The upgrade space for hard forks is much larger,because hard forks only need to consider whether old nodes can accept the transactions and blocks produced by previous versions,and do not need to consider whether the old nodes can accept the transactions and blocks produced by the new node.Therefore,hard forks allow for more aggressive modifications to transaction and block data structures.

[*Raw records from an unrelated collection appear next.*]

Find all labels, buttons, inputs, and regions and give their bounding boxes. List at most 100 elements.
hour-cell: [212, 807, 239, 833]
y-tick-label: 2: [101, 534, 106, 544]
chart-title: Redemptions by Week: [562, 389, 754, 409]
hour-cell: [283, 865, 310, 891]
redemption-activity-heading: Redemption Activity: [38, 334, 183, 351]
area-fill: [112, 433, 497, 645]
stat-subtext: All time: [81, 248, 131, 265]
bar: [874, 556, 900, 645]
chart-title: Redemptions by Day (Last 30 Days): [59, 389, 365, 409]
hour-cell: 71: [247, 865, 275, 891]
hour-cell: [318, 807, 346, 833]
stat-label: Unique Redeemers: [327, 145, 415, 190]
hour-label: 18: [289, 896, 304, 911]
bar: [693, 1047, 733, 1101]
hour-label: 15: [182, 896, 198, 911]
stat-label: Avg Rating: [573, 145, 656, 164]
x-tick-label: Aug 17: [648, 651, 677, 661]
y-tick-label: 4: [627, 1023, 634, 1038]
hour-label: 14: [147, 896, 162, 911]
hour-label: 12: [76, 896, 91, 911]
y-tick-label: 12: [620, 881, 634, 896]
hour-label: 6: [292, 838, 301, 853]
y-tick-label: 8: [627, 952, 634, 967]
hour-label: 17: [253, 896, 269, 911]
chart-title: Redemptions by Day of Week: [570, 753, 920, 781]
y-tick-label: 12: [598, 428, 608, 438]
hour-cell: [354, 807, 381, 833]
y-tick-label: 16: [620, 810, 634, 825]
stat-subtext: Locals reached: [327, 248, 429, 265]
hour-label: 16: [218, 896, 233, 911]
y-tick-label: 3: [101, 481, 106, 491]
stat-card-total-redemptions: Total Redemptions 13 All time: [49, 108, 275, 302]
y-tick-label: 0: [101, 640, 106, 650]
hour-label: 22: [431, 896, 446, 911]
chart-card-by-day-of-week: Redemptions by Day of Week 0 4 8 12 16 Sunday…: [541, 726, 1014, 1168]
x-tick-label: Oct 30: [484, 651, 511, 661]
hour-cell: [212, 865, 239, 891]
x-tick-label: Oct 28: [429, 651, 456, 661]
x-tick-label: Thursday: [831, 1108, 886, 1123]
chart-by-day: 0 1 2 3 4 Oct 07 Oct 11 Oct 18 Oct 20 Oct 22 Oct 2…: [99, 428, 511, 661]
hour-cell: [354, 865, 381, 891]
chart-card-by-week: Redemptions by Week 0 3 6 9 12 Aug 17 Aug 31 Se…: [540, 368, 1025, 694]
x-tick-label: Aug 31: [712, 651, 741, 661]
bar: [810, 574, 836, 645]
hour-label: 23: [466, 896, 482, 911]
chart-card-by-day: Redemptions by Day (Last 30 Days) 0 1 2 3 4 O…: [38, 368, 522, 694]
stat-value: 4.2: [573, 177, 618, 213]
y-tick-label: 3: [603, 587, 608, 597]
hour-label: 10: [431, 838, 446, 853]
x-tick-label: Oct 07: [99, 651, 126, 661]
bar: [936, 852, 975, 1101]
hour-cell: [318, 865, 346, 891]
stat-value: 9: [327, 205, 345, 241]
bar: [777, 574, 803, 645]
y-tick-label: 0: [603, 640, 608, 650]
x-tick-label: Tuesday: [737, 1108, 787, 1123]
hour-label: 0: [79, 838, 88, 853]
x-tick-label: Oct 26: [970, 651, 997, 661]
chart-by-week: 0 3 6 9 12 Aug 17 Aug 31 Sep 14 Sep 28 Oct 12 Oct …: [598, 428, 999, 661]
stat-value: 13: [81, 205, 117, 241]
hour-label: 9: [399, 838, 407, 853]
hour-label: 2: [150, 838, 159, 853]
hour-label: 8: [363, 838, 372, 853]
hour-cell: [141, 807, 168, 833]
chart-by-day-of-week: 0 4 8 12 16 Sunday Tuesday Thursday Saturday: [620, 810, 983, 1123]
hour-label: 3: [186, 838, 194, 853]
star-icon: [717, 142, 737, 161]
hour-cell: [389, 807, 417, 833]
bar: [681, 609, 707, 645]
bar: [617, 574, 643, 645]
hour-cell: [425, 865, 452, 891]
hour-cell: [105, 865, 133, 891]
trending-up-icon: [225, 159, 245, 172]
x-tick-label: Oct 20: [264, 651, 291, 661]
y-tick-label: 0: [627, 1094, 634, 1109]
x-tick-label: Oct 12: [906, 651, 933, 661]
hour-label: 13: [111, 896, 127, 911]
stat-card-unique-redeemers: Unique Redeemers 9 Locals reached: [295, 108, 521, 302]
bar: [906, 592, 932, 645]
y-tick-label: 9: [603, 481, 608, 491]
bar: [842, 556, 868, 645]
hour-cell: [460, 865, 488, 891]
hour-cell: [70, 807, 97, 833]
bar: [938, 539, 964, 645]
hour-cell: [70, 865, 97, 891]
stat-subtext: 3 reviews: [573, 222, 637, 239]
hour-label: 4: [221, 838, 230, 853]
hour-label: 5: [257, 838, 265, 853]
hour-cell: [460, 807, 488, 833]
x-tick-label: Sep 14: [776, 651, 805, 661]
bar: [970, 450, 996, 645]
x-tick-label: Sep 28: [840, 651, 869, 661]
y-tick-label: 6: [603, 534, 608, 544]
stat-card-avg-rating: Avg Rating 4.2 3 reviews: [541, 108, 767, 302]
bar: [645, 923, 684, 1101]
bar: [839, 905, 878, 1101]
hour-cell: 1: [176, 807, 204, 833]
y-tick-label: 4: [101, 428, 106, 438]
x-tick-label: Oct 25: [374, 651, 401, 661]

Finally, we will see that there is a field called "version number" in the transaction data structure and the block data structure, which means "clarifying the rules for this transaction or block reference".This means that it was originally intended to use a hard fork to modify these rules. That is, if we want to modify the rules, we need to redefine the version number. However,a softfork modifies the rules without modifying the "version number".The soft fork and hard fork involve the problem of decentralized node software, protocol and version upgrade, which is very important and worth discussing.Therefore, when developing and maintaining a blockchain, forking is an important issue that needs to be considered in advance.
Why Forks Occur?
Forking occurs mainly when a transaction is initiated again when the network node has not finished processing, resulting in a UTXO being spent more than twice. This creates different blocks in the network.Because block creation depends on the previous block, the subsequent blocks will also gradually diverge, which is the most common reason for generating blocks.
Generally,in this situation, there are two possibilities:
- Due to network congestion, if a newly created transaction from an account fails to be broadcasted to the entire network, using the same UTXO to initiate another transaction and building a block can cause a fork.
- If an account initiates transactions simultaneously on multiple nodes and broadcasts them through different paths for block building, it can cause forks.
Double-spending
Double-spending [^5]:https://en.wikipedia.org/wiki/Double-spending
Management of Forks
When a transaction is created and passes through the consensus layer, it will be verified on a randomly selected node that has the best data state. The first scenario mentioned above occurs when a transaction is used for the second time after the UTXO is first used. The available nodes with the best data state will identify this and abandon the transaction to prevent double spending. If the second scenario occurs, the transaction will be discarded after being checked during the pre-growth phase in the block pool, making it impossible to complete the consensus and avoiding double spending.
If for some reason a fork still occurs, it is necessary to resolve the issue as soon as possible. Transformers has established a cyclic check mechanism in the synchronization algorithm, which uses the Practical Byzantine Fault Tolerance algorithm to perform block missing and block incorrectness checks on node data. If a node detects a missing or incorrect block, it will use the aforementioned mechanism to add or remove the block.